In any case, by the time I had reached about 15km for the day I was not feeling particularly camino-tastic, but unfortunately albergues are few and far between in this neck of the woods (as is any accommodation for that matter).  

And then I hit the road from hell: 3.4 km of dead straight dirt road with barely a tree or a bit of roadside scrub for any shade. I was tired, my blisters had started shouting at me with every step and I was walking at a snail’s pace.  Usually I walk between 3-6km an hour depending on terrain, weather conditions and general mojo, but that one 3.4km stretch took me almost two hours! 

I had also started talking to myself and think I may have gone a little crazy there for a while.  Just temporarily mind you. Thankfully nobody was around as I think it may have looked from the outside like one of those movie scenes where someone is staggering through the desert, gradually dying of thirst and becoming increasingly delusional (though I was, in fact,well fed and did have a decent load of water on board – but don’t want to spoil a good story now, do I?) 

As I finally hit the end of that stretch and regrouped in the first bit of protected shade I could find, I had two options – contine another 6km on similar roads, or take a little crossroad and walk alongside the main road for the same distance in the hope that the albergue 2km down the road would actually be open. Our little albergue cheat sheet did say it was closed Nov to April, but I was so ready to take a pint on the off-chance. 

The road won and the albergue wasn’t just open, it turned out to be the quirkiest little piece of hippy love in all of Spain.  There were cold beers, plate after plate of amazing olives, hammocks, rocking chairs, donkeys, dogs, ducks, turkeys, geese …  pretty much the entire cast of Old McDonald’s farm roaming wild about the bar. 

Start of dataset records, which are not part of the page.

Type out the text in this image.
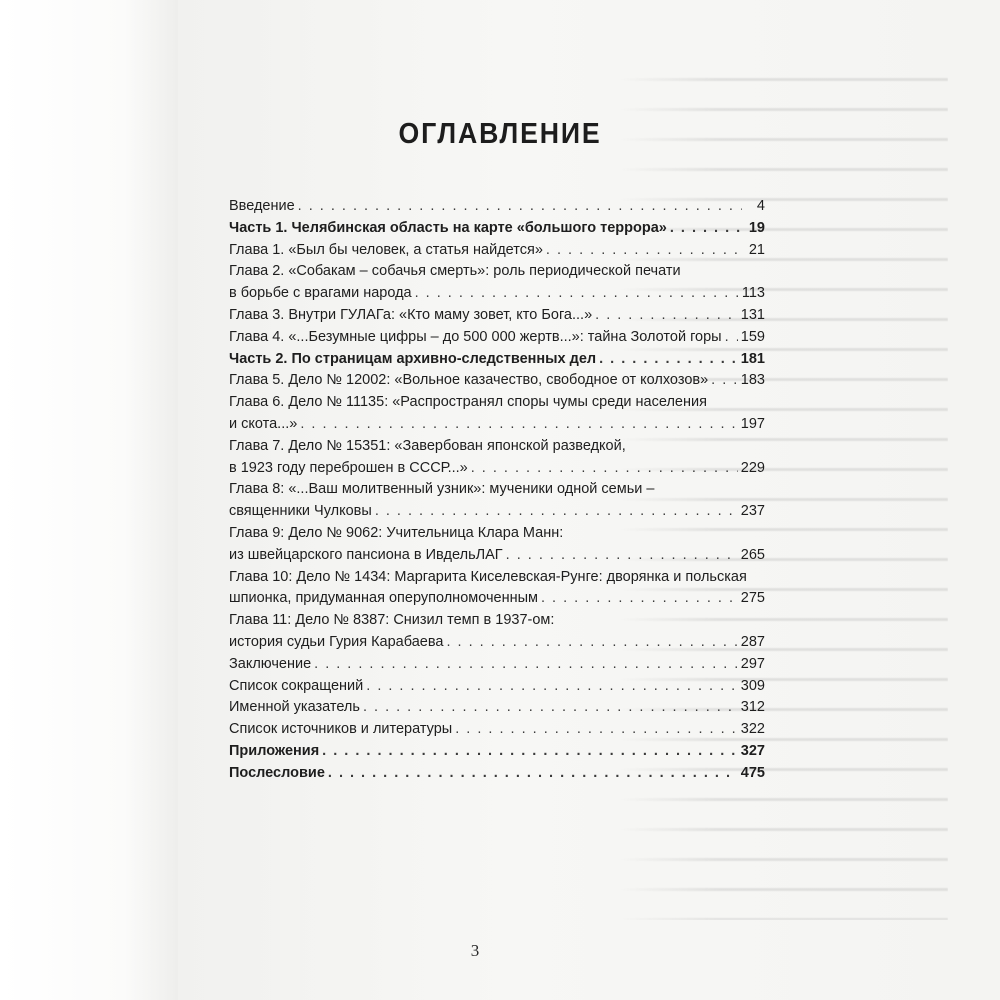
ОГЛАВЛЕНИЕ
Введение . . .	4
Часть 1. Челябинская область на карте «большого террора» . . .	19
Глава 1. «Был бы человек, а статья найдется» . . .	21
Глава 2. «Собакам – собачья смерть»: роль периодической печати
в борьбе с врагами народа . . .	113
Глава 3. Внутри ГУЛАГа: «Кто маму зовет, кто Бога...» . . .	131
Глава 4. «...Безумные цифры – до 500 000 жертв...»: тайна Золотой горы . . . 159
Часть 2. По страницам архивно-следственных дел . . .	181
Глава 5. Дело № 12002: «Вольное казачество, свободное от колхозов» . . . 183
Глава 6. Дело № 11135: «Распространял споры чумы среди населения
и скота...» . . .	197
Глава 7. Дело № 15351: «Завербован японской разведкой,
в 1923 году переброшен в СССР...» . . .	229
Глава 8: «...Ваш молитвенный узник»: мученики одной семьи –
священники Чулковы . . .	237
Глава 9: Дело № 9062: Учительница Клара Манн:
из швейцарского пансиона в ИвдельЛАГ . . .	265
Глава 10: Дело № 1434: Маргарита Киселевская-Рунге: дворянка и польская
шпионка, придуманная оперуполномоченным . . .	275
Глава 11: Дело № 8387: Снизил темп в 1937-ом:
история судьи Гурия Карабаева . . .	287
Заключение . . .	297
Список сокращений . . .	309
Именной указатель . . .	312
Список источников и литературы . . .	322
Приложения . . .	327
Послесловие . . .	475
3
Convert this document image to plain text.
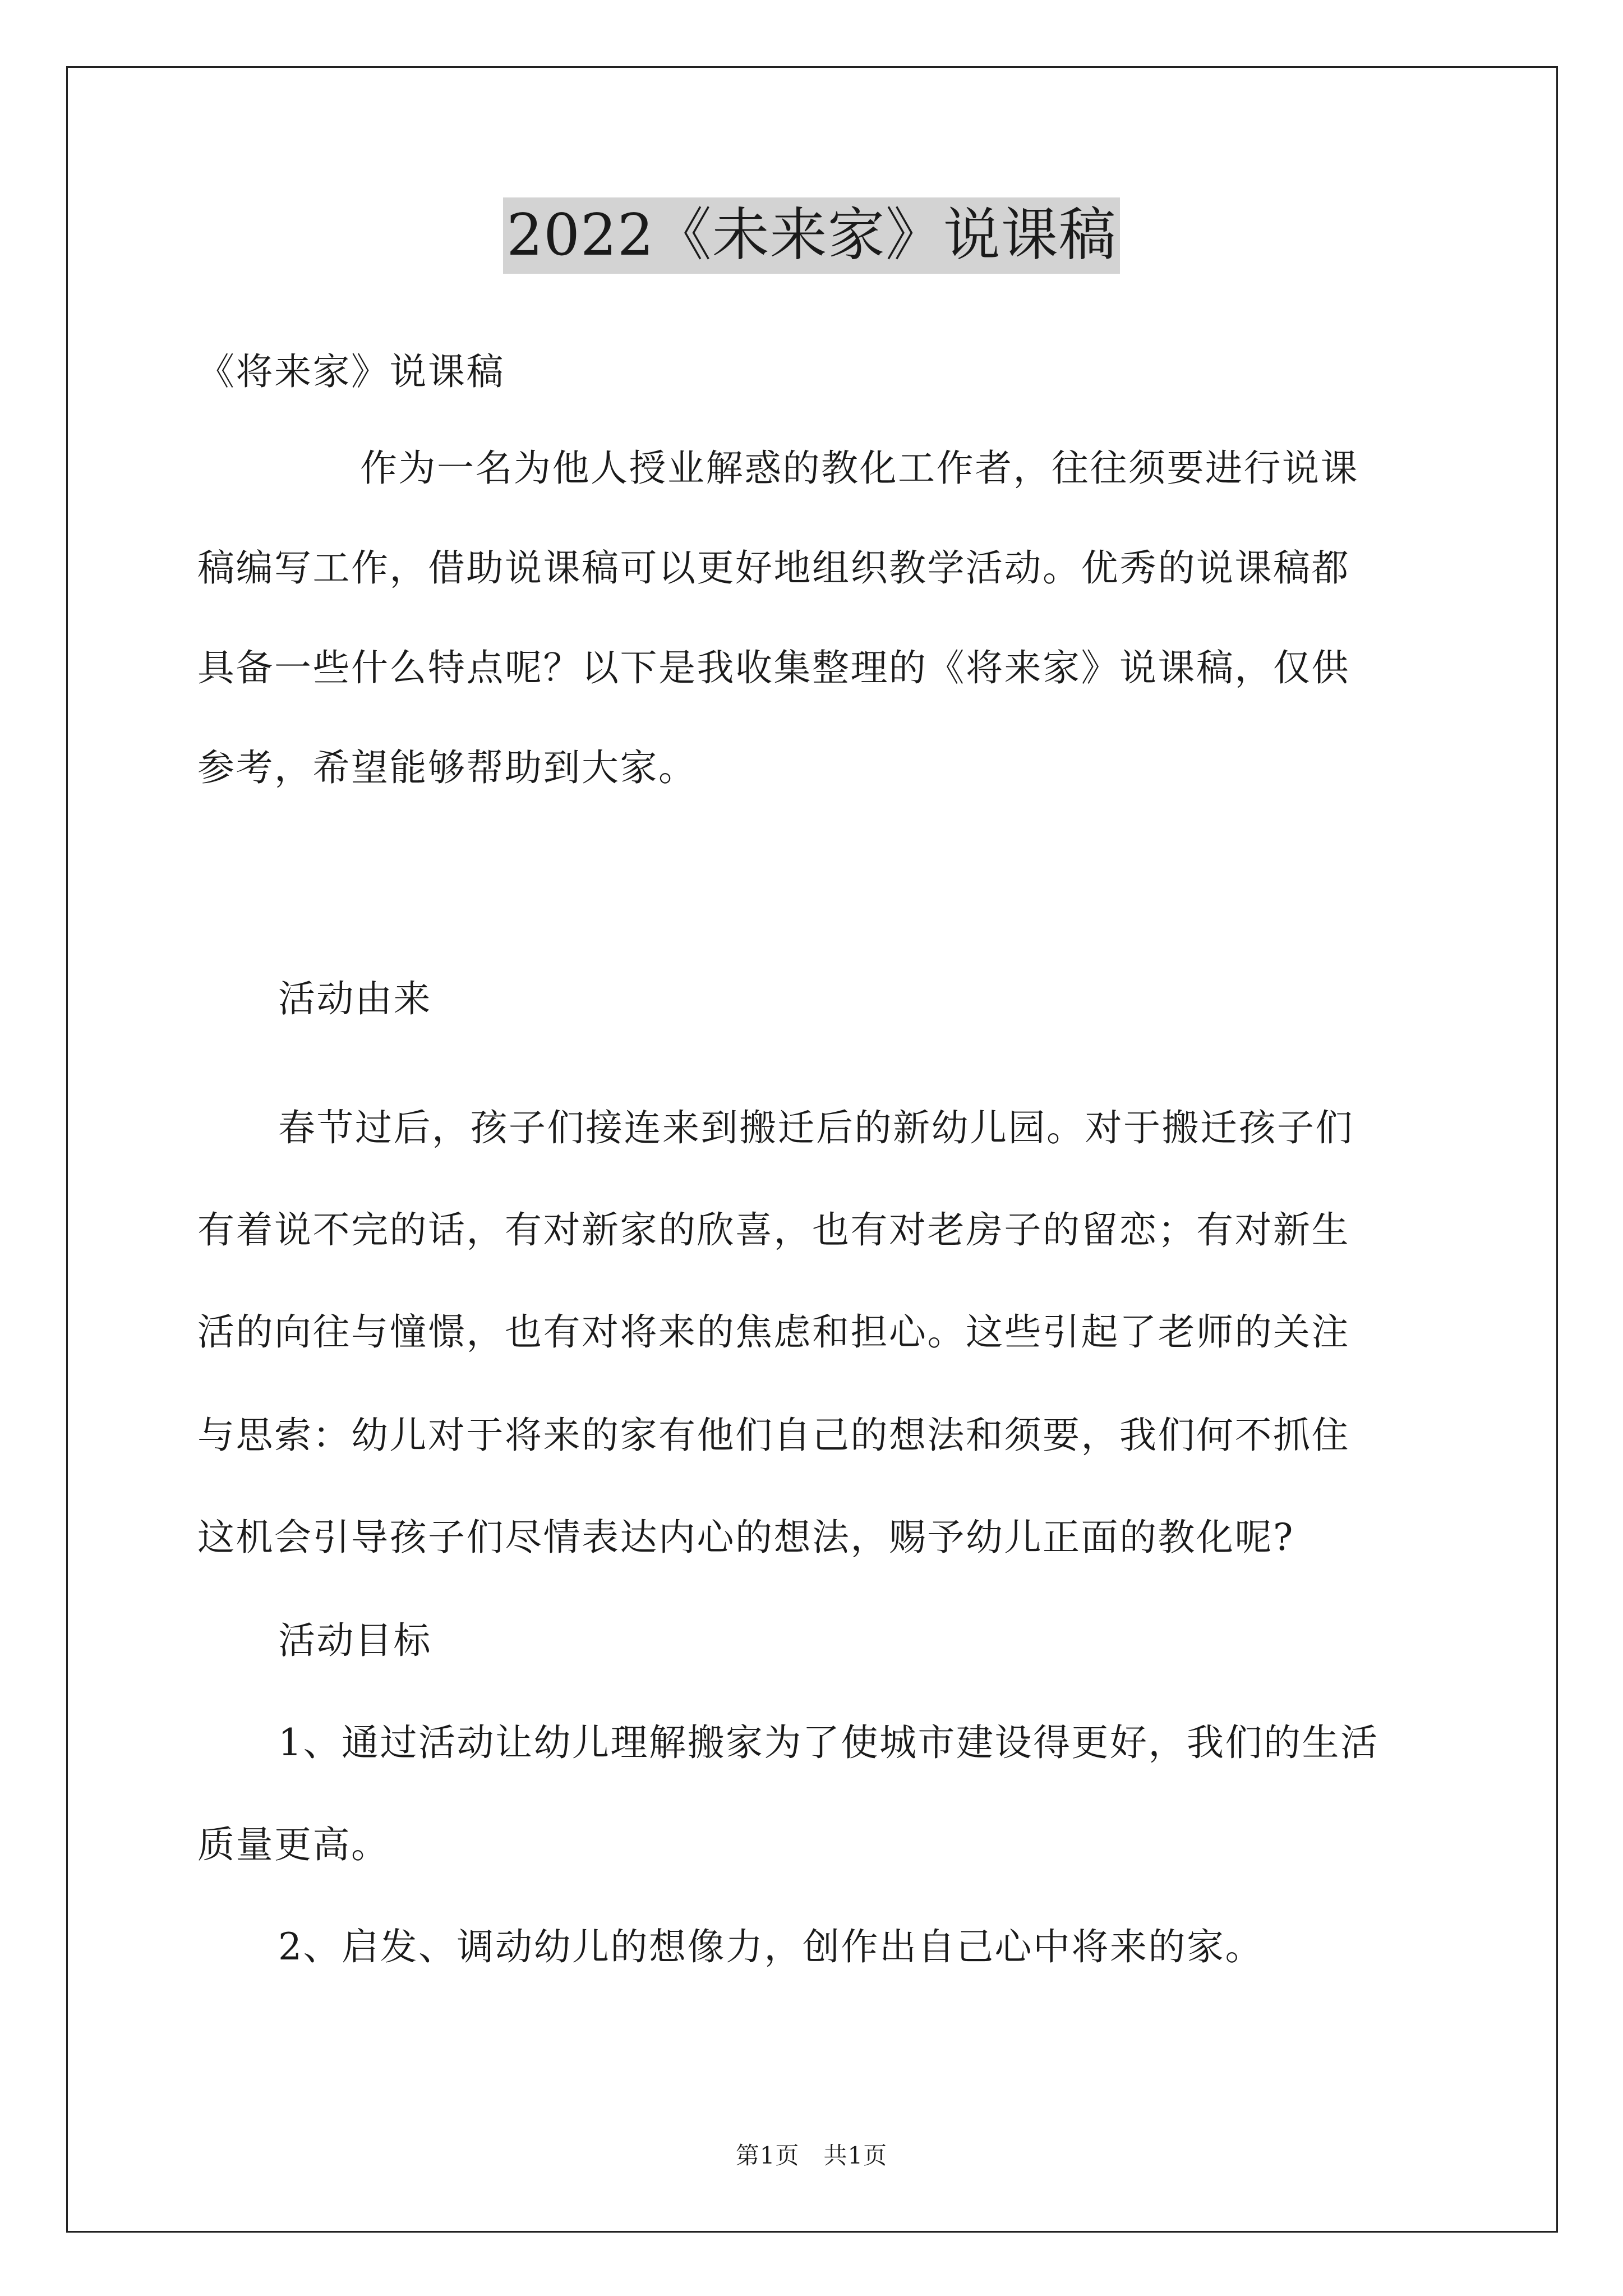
2022《未来家》说课稿
《将来家》说课稿
作为一名为他人授业解惑的教化工作者，往往须要进行说课
稿编写工作，借助说课稿可以更好地组织教学活动。优秀的说课稿都
具备一些什么特点呢？以下是我收集整理的《将来家》说课稿，仅供
参考，希望能够帮助到大家。
活动由来
春节过后，孩子们接连来到搬迁后的新幼儿园。对于搬迁孩子们
有着说不完的话，有对新家的欣喜，也有对老房子的留恋；有对新生
活的向往与憧憬，也有对将来的焦虑和担心。这些引起了老师的关注
与思索：幼儿对于将来的家有他们自己的想法和须要，我们何不抓住
这机会引导孩子们尽情表达内心的想法，赐予幼儿正面的教化呢?
活动目标
1、通过活动让幼儿理解搬家为了使城市建设得更好，我们的生活
质量更高。
2、启发、调动幼儿的想像力，创作出自己心中将来的家。
第1页　共1页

More importantly, it included some great company, both local – in the shape of Gerard, one of the customers sitting there enjoying the sunshine while his kids ran about chasing animals in the garden, and Alberto the ever-generous barman – and in terms of the only two other pilgrims I had the pleasure of sharing a room with – the delightful Amelie (who I had first met in Zubiri) and the equally lovely Dominic … who just happened to be a ‘socially qualified doctor’ (ie came from a family of medics) and who very generously set about trying to bring my feet back from the dead. 

villamentero de campos

Perfect company for a perfect evening – Dominic, Gerard and Amelie

 So after a rough day, it suddenly became happy happy time on the camino – beer, wine, great conversation, more olives than is probably healthy for one day and a fabulous dinner of tortilla and salad taken in front of an open fire.  

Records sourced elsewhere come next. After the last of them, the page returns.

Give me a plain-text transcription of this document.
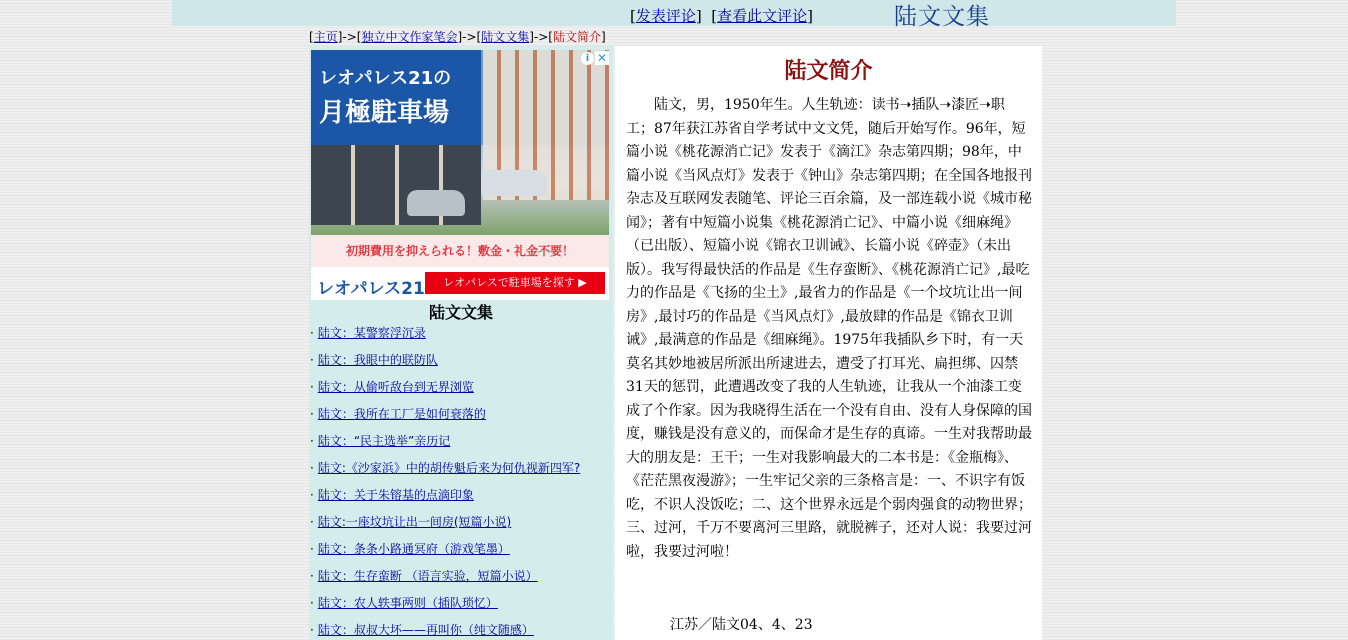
[发表评论]  [查看此文评论]	陆文文集
[主页]->[独立中文作家笔会]->[陆文文集]->[陆文简介]
レオパレス21の
月極駐車場
初期費用を抑えられる！敷金・礼金不要！
レオパレス21	レオパレスで駐車場を探す ▶
i ✕
陆文文集
· 陆文：某警察浮沉录
· 陆文：我眼中的联防队
· 陆文：从偷听敌台到无界浏览
· 陆文：我所在工厂是如何衰落的
· 陆文：“民主选举”亲历记
· 陆文:《沙家浜》中的胡传魁后来为何仇视新四军?
· 陆文：关于朱镕基的点滴印象
· 陆文:一座坟坑让出一间房(短篇小说)
· 陆文：条条小路通冥府（游戏笔墨）
· 陆文：生存蛮断 （语言实验，短篇小说）
· 陆文：农人轶事两则（插队琐忆）
· 陆文：叔叔大坏——再叫你（纯文随感）
陆文简介

陆文，男，1950年生。人生轨迹：读书➝插队➝漆匠➝职工；87年获江苏省自学考试中文文凭，随后开始写作。96年，短篇小说《桃花源消亡记》发表于《滴江》杂志第四期；98年，中篇小说《当风点灯》发表于《钟山》杂志第四期；在全国各地报刊杂志及互联网发表随笔、评论三百余篇，及一部连载小说《城市秘闻》；著有中短篇小说集《桃花源消亡记》、中篇小说《细麻绳》（已出版）、短篇小说《锦衣卫训诫》、长篇小说《碎壶》（未出版）。我写得最快活的作品是《生存蛮断》、《桃花源消亡记》,最吃力的作品是《飞扬的尘土》,最省力的作品是《一个坟坑让出一间房》,最讨巧的作品是《当风点灯》,最放肆的作品是《锦衣卫训诫》,最满意的作品是《细麻绳》。1975年我插队乡下时，有一天莫名其妙地被居所派出所逮进去，遭受了打耳光、扁担绑、囚禁31天的惩罚，此遭遇改变了我的人生轨迹，让我从一个油漆工变成了个作家。因为我晓得生活在一个没有自由、没有人身保障的国度，赚钱是没有意义的，而保命才是生存的真谛。一生对我帮助最大的朋友是：王干；一生对我影响最大的二本书是：《金瓶梅》、《茫茫黑夜漫游》；一生牢记父亲的三条格言是：一、不识字有饭吃，不识人没饭吃；二、这个世界永远是个弱肉强食的动物世界；三、过河，千万不要离河三里路，就脱裤子，还对人说：我要过河啦，我要过河啦！

江苏／陆文04、4、23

Even more special though was when Gerard (who had spent quite a lot of time in the states and was busy bonding with Dominic) invited us back to his house to meet his wife. They are in the midst of renovating three tiny 13th century houses into one amazing home, and as an architect, Gerard is doing most of it himself.  He had just that day finished the big open plan kitchen and dining area and his wife M (argh – cannot for the life of me remember her name) used their impressive new stove to cook us a cake for desert. They were both so lovely and welcoming and genuinely interested in each of us, it definitely has to go down in my books as one of the highlights of the trip so far. Not to mention overhearing M say (in Spanish) to her boisterous eleven year old at about half past ten: ‘You are all too loud. Take your little sister back to the bar to play, but make sure you are home before 11.30pm’ … file that one under things-you-will-never-hear-an-English-speaking-parent-say.